This time last year I wrote a post called Six reasons why Trump could be won over on climate change. In it I argued that there were a number of voices that might get through to the man in the White House and change his mind on the subject. I wasn’t optimistic about it, and so far they have not been successful. Trump pulled the US out of the Paris Agreement, much against everyone’s advice. So how much of last year’s post still stands?
Here are the six voices I wrote about. They may not have convinced Donald Trump, but they’ve certainly been active. Here’s what’s happened with each of them over the past year:
Business – the official US delegation to the Bonn climate talks this month was token, and their only event was a much derided panel on coal power. Since there was no US presence in the exhibition area, American corporations sponsored one instead. Their inflatable pavilion was the largest at the conference, and hosted events with a string of governors, mayors, and CEOs. #wearestillin says the banner outside. Trump can ignore all of this, especially since he has plenty of businesses and donors that support him. But he’s been made to look silly and out of step with the rest of the world.
Military – the US military understands climate change as a risk factor in its operations, now and in the future. It knows it will have a destabilising effect that could play into future conflict. It’s also studied the potential effects of rising sea levels on its network of naval bases around the world – and 128 out of 800 would be put at risk by 2100. So the military gets it. Defense Secretary James Mattis has all but admitted that the Pentagon is ignoring Trump’s order to cease climate planning. And then in the summer Congress passed an amendment to the defense spending bill that formally recognises climate change as “a direct threat to the national security”. Trump has essentially been over-ruled.
Trade talks – Trump intends to renegotiate various trade deals, and that presents the world with a leverage point. If America is seen to be ducking its responsibilities, other countries could make climate pledges a part of the trade talks. I’m not sure if this is happening or not, since trade talks happen behind closed doors. What we have seen is the G20 issue statements on the climate as a G19. We’ve also heard China’s Xi Jinping talk about global cooperation on climate and trade. It might happen, if and when trade talks begin in earnest. Then again, depending on the power imbalance, it could also go the other way. China and the EU are big enough to pressure the US. Britain will have to deal with America once we fall out of Europe, and we will have virtually no control over terms.
California – When Trump pulled the United States out of the Paris Agreement, some hoped that US states might be able to sign up independently. That’s not possible in the current wording of the agreement. If you’re not a member of the UN, you can’t be a signatory. But there is what some have been referring to as a ‘back door’: the Non-State Actor Zone for Climate Action, or NAZCA. Thousands of cities, companies and regions have signed up for non-binding pledges, including California. As head of the fifth largest economy in the world, people pick up the phone when governor Jerry Brown calls, and the state has signed climate deals with China and Germany. It’s also set up its own climate conference, and is creating its own science centers as federal funding is pulled.
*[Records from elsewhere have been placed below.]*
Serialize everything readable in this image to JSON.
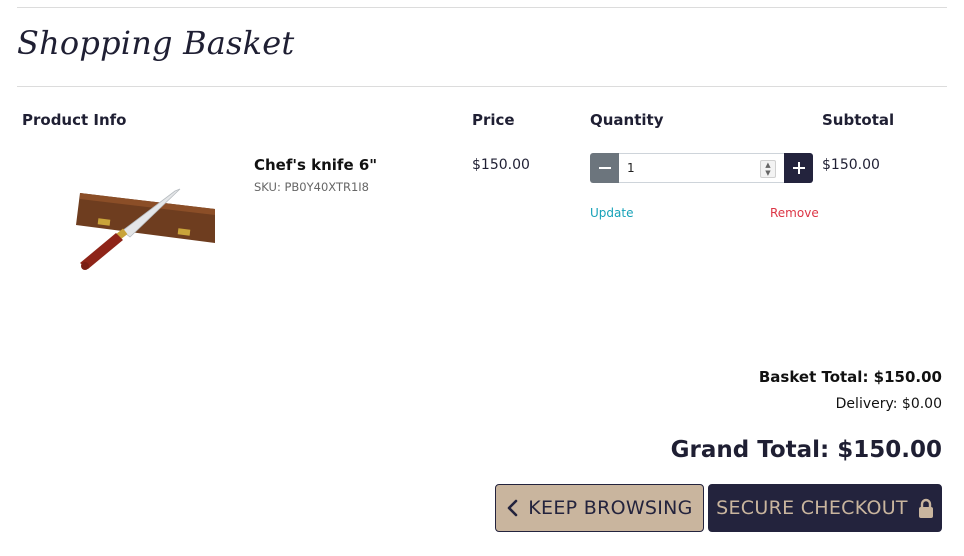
{
  "page": {
    "title": "Shopping Basket"
  },
  "table": {
    "headers": {
      "product_info": "Product Info",
      "price": "Price",
      "quantity": "Quantity",
      "subtotal": "Subtotal"
    }
  },
  "item": {
    "name": "Chef's knife 6\"",
    "sku": "SKU: PB0Y40XTR1I8",
    "price": "$150.00",
    "quantity_value": "1",
    "subtotal": "$150.00",
    "update_label": "Update",
    "remove_label": "Remove",
    "image_icon": "knife-in-wooden-box"
  },
  "totals": {
    "basket_total": "Basket Total: $150.00",
    "delivery": "Delivery: $0.00",
    "grand_total": "Grand Total: $150.00"
  },
  "actions": {
    "keep_browsing_label": "KEEP BROWSING",
    "secure_checkout_label": "SECURE CHECKOUT",
    "keep_browsing_icon": "chevron-left-icon",
    "secure_checkout_icon": "lock-icon"
  },
  "colors": {
    "primary_dark": "#23233d",
    "accent_tan": "#c9b59e",
    "update_link": "#17a2b8",
    "remove_link": "#dc3545",
    "minus_button": "#6c757d"
  }
}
Grassroots – Last year I suggested that Trump could be his own worst enemy if he unites people in grassroots opposition. So far I’ve mentioned how business leaders and regional politicians have come together in defense of climate action. Are we seeing a resurgence of grassroots action too, in cities and streets? I’m not sure I see much evidence of that yet, but the climate movement is quite different from the one in Britain, and I don’t have an inside line on where the energy is. What I do know is that Trump is trying to advance the Keystone XL pipeline, which Obama shelved after a long battle. He has also sanctioned drilling in the Arctic National Wildlife Refuge. That sort of behaviour could trigger substantial protests and direct action. I suspect that, like fracking in Britain, we’ll only see the strength of the opposition once industry starts to move.
Disaster – Just as a heart attack can jolt people into a healthier lifestyle, it’s possible that a natural disaster might change Donald Trump’s mind on the climate. So far 2017 has offered plenty of opportunity, with a record number of incidents costing over a billion dollars. It might have been different if Hurricane Irma had gone up the other side of Florida and flattened Mar-a-lago, but so far Trump has proved quite capable of ignoring the flashing red warning lights.
Where does this leave us? None of those six voices succeeded in persuading Trump to stay in the Paris Agreement. I don’t think there’s much chance of a U-turn on that, even with Syria joining the agreement and leaving the US alone on the outside. Trump is too proud to back down, though he may prove us wrong.
So the question has changed. It’s not about changing Trump’s mind any more, but about pressing on without him and his administration. On that all six of those voices have been active. There are others too, such as the legal profession, which I’ll write about another time. Trump has been sidelined on the climate, ceding American leadership to other heads of state and business. US states and even departments of government are ignoring his directives. If Keystone XL reignites, his decision may yet turn out to be entirely counterproductive.